The Asian works of art auction on 22nd may will include a collection of Chinese jades with proceeds going to children’s charity Mission Bambini, early Jain and Buddhist bronzes, Indian works of art and manuscripts that survived the 1947 partition and a good group of 19th century Pichhavai (Hindu cloth hangings).
The Asian works of Art Auction takes place on Wednesday 22nd May at Olympia Auctions. Starting with the Chinese section, a fine collection of Jades from a Private Continental collection will be sold with the proceeds going to the Italian children’s charity Mission Bambini. An interesting group of 18th and 19th Chinese porcelain bowls, dishes, vases and jardinières follow. A pair of Chinese Famille Rose bowls, covers and liners, Guangxu mark, and probably of the period, 1875-1908. They are delicately enamelled with flowering chrysanthemum, peony and prunus. Estimate: £800-£1200.
The following section of sale truly demonstrates the diversity of influences and styles in the vast territories stretching from the Eastern Mediterranean to the Chinese border. A particular highlight of the sale is a large bronze figure of Amitayus, a form of the Buddha, dating from 13th/14th century Tibet. This impressive bronze is inlaid with silver and copper and shows the strong influence from the earlier centuries of Buddhism in the Indian subcontinent, before the religion spread North and Eastwards, eventually as far as Japan. Estimate: £15,000-£20,000.
Another important religion in India, despite its minority status, is Jainism, which still has important enclaves in the Western regions and in the Deccan, further South. The iconography is similar to and often confused with Buddhism and several bronze images related to the faith are included in the sale. The earliest is a Jain bronze figure of Parsvanatha from Western India, dated SAMVAT 1213/1156 AD which has been consigned by a private collector in Italy. Typical of earlier Jain bronze shrines is the sense of movement in the attendant figures, something which is not seen in the more rigid compositions of 16th century shrines. Parsvanatha is the 23rd of the twenty-four Jain tirthankaras, and the easiest to identify with his protective cobra canopy, which represents very similar iconography to figures of Buddha being sheltered from the great storm under Mucalinda.

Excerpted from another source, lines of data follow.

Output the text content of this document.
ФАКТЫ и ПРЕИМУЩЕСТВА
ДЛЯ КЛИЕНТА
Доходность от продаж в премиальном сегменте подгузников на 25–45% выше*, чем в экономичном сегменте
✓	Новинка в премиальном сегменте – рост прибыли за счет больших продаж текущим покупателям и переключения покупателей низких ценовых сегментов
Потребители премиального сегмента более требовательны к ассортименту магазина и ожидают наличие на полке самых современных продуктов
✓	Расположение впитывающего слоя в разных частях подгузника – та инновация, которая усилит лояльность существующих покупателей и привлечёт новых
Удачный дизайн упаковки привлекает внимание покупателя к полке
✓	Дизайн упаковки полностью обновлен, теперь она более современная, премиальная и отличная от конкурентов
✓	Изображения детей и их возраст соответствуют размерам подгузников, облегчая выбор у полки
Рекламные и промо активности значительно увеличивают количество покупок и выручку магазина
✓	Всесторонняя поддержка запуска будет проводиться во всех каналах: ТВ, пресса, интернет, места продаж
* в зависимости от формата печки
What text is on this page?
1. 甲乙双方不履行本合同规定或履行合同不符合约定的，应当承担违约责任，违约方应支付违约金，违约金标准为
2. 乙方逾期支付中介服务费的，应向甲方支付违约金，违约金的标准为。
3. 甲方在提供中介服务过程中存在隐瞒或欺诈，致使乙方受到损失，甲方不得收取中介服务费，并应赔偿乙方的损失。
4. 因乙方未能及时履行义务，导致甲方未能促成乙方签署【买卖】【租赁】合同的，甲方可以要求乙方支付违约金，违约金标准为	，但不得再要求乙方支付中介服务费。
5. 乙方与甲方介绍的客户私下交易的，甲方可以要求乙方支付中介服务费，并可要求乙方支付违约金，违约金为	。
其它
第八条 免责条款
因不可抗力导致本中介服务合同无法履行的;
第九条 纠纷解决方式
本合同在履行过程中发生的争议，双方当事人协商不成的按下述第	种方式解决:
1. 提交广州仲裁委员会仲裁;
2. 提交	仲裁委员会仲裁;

Estimate: £2000-£3000.
The tragic events of Partition at the moment of independence for India and Pakistan remain sensitive in the region today; for many people who found themselves on the wrong side of the new frontier, it meant leaving their homes for ever. A large collection of interesting manuscripts and paintings has been consigned by the descendant of a family who had to leave Lahore and eventually came to settle in the UK, which was ironic considering that they were deeply involved in the independence movement! A highlight in the collection is a Jain manuscript
This Jain Sangrahani Sutra, from Western India is circa 17th century and carries an estimate of £2000-£3000. Travelling in the opposite direction was the celebrated artist, Laila Shahzada; born in England, she moved to Pakistan after independence and lived there for the rest of her life. One of her oils titled ‘Nostalgia’ has been consigned by a personal friend of the artist who was given the picture in the 1980s on a visit to Pakistan. This has an estimate of £3000-£5000.
The large painted cloth hangings, known as picchavai were produced in Nathdwara in Rajasthan, Western India, to be displayed during annual Hindu festivals celebrating the particular form of the cult of Krishna in the region where he is known as Sri Nath Ji. These hangings were quite fragile and frequently replaced, and during the early years of western tourism in the 1960s, began to be avidly collected. The sale includes a superb group which have been consigned by a retired London couple who used to run an art gallery in Hong Kong in the 1960s-1980s. A good example depicts Sharada Utsava, Nathdwara, Rajasthan, from second half of the 19th century. Estimate: £5000-£7000.